The answers to these questions only the Gods know.
What we do know is that eventually there came a tale the bards of the desert began to tell.
"When the Winds of Windscour surge and swell, beware the song of the woman and the well."
Its lyrics have been lost, or erased, or destroyed. Those who remember have all but passed from this world to the next. Or maybe they're simply words that haven't been written yet.
Still, it has been whispered, moaned, and with delicious agony cried that the song will sing to the hunger inside. You'll be engulfed with a warmth, that turns to a blaze. Your lips will grow cracked; your throat bone dry. And in the pit of your stomach just above your groin, a creeping need will fill you.
The coolest water will not sate you, nor the richest wine, nor most succulent fruit. Everything tastes of ashes instead of sweetness or salt, everything is just shy of what you need. But what you need you can't quite say. A familiar melody you know but for the life of you can't name. Growing ever more insistent its lodged in your brain. You can't drown it in liquor or smother it in pleasure and no prayer for salvation is ever answered. It only looms larger as the days pass. Reaching into every nook and cranny of your mind. Expanding till there's nothing else but weeping tears, screaming need and pain. Most would go mad; some would choose death. But a pitiful few are cursed or blessed with a strange revelation.

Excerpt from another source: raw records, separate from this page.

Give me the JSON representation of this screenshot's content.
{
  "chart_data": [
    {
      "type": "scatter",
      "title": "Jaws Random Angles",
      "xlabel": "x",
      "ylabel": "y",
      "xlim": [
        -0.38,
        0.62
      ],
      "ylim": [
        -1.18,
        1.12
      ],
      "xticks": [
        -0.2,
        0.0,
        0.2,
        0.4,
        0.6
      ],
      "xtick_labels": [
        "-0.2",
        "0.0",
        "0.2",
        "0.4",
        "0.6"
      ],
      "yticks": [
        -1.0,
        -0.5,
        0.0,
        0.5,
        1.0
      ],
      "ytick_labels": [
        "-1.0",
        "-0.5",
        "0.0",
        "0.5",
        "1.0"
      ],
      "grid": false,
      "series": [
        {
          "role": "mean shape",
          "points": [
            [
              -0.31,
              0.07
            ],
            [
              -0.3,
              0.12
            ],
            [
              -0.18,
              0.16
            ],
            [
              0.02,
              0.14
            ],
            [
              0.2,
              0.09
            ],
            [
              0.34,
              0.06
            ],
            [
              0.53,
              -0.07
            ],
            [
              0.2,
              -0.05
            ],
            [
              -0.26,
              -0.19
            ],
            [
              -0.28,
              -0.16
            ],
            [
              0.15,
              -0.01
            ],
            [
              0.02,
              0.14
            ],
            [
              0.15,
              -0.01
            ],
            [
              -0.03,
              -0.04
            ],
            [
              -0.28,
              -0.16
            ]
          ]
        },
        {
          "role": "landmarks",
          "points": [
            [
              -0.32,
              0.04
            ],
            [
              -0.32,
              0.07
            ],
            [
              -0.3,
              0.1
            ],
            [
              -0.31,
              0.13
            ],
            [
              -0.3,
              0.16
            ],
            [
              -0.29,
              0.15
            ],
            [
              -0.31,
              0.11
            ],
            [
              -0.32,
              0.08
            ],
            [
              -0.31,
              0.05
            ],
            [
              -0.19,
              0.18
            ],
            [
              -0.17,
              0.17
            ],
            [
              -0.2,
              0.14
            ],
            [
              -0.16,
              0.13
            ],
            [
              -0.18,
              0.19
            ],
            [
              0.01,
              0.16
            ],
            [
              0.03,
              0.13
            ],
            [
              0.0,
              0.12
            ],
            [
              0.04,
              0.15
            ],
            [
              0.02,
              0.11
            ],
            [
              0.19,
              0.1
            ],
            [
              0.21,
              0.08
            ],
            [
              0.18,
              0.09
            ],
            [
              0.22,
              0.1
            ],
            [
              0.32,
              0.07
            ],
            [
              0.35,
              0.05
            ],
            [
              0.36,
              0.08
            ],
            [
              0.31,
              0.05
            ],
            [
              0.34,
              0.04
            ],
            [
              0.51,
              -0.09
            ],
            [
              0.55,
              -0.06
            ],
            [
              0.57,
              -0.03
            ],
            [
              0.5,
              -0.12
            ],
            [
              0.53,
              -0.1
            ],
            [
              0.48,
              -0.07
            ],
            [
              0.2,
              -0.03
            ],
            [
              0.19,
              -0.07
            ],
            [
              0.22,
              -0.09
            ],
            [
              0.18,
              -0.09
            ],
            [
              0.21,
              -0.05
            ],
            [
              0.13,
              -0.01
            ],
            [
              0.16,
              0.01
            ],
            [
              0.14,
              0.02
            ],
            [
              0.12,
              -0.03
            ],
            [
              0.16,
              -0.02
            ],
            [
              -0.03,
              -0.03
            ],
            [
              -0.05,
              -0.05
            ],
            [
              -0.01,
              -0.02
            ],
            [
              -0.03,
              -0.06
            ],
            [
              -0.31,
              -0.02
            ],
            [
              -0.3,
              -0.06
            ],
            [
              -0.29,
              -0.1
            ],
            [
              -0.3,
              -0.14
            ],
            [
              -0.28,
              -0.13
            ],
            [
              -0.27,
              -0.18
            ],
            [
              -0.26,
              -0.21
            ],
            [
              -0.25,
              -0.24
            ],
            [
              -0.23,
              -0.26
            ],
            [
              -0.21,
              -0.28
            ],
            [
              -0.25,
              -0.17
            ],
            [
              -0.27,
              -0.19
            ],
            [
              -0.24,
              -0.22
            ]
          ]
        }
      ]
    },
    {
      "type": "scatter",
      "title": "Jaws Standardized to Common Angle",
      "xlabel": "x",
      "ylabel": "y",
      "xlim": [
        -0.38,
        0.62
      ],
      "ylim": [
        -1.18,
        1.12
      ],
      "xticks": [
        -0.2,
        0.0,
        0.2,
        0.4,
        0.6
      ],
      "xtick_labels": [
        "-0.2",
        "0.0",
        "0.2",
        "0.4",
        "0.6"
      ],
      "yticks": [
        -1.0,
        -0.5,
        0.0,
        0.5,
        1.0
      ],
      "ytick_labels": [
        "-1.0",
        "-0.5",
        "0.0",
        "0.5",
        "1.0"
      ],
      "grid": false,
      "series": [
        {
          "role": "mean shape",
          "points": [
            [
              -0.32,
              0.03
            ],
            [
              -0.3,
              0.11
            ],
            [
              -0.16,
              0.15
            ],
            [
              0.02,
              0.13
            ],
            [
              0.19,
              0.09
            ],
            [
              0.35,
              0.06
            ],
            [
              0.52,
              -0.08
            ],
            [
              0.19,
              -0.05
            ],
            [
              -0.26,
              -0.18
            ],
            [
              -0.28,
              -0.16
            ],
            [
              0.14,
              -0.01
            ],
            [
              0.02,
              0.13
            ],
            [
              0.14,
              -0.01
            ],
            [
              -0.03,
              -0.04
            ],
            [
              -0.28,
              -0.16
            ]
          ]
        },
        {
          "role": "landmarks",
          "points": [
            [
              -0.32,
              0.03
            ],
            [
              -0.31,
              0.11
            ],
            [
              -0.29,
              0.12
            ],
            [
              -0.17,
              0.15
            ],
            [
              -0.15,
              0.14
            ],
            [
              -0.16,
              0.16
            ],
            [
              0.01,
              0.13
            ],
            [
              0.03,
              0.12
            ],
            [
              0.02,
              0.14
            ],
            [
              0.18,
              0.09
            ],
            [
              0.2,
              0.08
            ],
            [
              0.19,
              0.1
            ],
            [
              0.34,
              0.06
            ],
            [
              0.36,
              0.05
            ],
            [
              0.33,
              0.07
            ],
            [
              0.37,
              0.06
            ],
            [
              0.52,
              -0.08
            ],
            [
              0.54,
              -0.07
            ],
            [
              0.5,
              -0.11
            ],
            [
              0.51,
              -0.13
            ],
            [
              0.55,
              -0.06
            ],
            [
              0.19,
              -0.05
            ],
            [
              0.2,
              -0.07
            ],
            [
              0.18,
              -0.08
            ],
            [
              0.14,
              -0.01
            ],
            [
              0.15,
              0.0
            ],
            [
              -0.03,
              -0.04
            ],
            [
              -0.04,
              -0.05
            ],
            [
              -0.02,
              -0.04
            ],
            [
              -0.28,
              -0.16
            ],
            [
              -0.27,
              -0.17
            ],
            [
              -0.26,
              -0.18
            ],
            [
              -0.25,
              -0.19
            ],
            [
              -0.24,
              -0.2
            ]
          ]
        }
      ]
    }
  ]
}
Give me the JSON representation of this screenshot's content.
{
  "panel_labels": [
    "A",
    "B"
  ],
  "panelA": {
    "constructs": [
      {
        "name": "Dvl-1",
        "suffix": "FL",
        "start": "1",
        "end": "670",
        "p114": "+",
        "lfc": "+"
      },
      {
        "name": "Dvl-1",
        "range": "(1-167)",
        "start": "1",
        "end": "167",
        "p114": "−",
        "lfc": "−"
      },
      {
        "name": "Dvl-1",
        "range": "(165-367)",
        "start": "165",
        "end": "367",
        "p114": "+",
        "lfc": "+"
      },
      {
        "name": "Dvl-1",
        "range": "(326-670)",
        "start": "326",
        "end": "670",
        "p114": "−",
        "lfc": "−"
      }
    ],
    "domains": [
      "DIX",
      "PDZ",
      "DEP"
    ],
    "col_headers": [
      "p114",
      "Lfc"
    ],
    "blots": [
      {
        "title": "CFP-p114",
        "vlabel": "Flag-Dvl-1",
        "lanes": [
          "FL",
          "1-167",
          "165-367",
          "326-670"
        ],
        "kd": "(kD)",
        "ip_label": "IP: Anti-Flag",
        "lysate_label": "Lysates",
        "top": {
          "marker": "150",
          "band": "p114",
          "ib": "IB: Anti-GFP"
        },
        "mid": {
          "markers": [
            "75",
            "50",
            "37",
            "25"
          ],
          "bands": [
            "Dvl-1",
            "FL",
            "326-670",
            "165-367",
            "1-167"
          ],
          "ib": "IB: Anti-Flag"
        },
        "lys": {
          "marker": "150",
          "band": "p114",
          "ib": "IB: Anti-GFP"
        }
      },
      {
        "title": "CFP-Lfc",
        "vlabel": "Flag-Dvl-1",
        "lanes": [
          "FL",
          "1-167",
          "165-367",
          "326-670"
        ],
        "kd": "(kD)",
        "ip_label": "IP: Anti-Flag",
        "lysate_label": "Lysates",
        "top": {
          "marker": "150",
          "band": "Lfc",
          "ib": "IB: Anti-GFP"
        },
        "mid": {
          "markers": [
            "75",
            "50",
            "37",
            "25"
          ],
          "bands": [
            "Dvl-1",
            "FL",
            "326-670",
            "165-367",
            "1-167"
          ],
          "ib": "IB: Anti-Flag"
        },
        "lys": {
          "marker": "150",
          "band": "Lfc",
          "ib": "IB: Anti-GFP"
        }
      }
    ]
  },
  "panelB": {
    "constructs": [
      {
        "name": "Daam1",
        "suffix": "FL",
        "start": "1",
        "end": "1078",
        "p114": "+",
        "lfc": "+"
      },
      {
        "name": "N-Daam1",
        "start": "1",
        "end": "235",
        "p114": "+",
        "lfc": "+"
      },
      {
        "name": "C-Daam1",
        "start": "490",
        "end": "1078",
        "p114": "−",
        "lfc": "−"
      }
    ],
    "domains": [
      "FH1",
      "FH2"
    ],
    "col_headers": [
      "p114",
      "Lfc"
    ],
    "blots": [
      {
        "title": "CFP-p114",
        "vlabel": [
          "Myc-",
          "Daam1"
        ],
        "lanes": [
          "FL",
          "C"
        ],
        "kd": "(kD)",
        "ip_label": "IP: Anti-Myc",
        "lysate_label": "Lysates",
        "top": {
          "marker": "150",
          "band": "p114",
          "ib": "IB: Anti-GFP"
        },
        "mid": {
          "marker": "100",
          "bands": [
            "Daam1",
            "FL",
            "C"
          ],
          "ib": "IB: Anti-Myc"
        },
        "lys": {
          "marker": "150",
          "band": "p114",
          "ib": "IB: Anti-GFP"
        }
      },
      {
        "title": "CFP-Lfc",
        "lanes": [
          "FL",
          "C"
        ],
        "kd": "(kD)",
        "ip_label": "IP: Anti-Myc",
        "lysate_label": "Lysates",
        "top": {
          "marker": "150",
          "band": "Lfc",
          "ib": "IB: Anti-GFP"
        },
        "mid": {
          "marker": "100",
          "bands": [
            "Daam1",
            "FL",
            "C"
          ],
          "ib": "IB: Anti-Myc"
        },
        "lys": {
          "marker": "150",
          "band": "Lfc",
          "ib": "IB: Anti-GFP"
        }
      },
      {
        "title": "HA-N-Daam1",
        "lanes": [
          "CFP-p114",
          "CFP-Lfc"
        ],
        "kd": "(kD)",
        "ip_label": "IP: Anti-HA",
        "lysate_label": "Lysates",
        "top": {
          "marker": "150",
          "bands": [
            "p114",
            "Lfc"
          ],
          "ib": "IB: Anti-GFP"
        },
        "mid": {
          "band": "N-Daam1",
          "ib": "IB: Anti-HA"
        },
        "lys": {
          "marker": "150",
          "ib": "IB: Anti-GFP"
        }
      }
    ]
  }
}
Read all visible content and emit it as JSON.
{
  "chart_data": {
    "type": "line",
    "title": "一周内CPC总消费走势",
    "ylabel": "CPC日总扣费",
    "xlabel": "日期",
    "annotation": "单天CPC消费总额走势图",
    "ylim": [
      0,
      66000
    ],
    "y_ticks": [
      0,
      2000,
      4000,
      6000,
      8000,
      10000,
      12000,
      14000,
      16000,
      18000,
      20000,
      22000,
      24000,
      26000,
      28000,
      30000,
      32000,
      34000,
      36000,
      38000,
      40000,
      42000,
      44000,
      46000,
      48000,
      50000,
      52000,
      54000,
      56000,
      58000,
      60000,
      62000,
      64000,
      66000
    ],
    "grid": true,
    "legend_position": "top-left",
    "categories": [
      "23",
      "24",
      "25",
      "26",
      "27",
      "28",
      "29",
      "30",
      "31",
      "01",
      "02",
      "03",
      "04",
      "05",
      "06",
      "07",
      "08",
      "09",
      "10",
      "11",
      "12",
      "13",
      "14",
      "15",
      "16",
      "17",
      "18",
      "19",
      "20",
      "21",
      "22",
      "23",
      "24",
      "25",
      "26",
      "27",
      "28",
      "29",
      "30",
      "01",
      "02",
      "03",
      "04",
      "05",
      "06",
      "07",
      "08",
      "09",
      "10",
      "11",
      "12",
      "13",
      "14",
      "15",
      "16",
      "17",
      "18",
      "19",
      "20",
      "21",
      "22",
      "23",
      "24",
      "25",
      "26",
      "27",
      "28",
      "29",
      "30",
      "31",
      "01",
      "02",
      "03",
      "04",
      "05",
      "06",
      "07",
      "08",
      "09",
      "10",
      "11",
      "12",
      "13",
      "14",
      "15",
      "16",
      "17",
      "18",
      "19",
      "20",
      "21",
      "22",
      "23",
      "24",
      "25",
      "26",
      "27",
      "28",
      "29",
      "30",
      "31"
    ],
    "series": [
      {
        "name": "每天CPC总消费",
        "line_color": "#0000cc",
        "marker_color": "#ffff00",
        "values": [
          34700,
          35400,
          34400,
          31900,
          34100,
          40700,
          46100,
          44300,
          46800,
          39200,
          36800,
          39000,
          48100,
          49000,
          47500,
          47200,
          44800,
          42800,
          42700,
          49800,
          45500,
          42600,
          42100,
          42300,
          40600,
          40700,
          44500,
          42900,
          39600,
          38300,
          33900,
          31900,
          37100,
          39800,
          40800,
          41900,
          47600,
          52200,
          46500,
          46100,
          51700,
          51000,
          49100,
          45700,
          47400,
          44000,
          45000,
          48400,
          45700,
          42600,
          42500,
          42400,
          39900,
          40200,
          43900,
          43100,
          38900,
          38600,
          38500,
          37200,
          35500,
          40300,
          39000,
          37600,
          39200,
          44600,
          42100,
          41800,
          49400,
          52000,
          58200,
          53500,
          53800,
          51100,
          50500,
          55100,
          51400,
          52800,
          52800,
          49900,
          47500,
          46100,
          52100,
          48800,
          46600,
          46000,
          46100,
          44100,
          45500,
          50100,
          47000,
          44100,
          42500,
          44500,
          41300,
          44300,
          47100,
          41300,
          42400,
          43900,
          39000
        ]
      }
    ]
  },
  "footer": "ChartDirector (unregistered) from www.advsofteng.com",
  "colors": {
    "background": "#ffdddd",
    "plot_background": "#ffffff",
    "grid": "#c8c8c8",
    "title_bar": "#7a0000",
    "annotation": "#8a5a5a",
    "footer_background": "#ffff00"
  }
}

It always varies, whether by telling or by person it is not clear. Whether it brings forth what was hidden, or takes the place of what's been stolen, we cannot say.
It is however always depraved. Drenched in the darker aspects of Aersus and Cuvehr's play. It is enough to say that once they know they can be sated, they are not the same. These poor children are forever changed.
All compassion, empathy, and respect fade. Unabashed selfishness and cruelty remain. Beholden only in their needs being met, with no care for boundaries or consent. Soon they smile and whisper with mysterious grins. Humming a strange tune only they seem to hear on the winds.
Until one night they vanish. Fading from memory as simply mad women and men. Never to be seen or heard from again. But not whisked away from their beds in a moment. Rather they journey on a pilgrimage to the deepest heart of the desert. Where the source of the song of gluttony lies. Where a woman once mortal, let her mortality die. Under a moon, full, pale and white. Surrounded by bones with rutting bodies beside.
"So, when the Winds of Windscour surge and swell, beware the song of the woman and her well."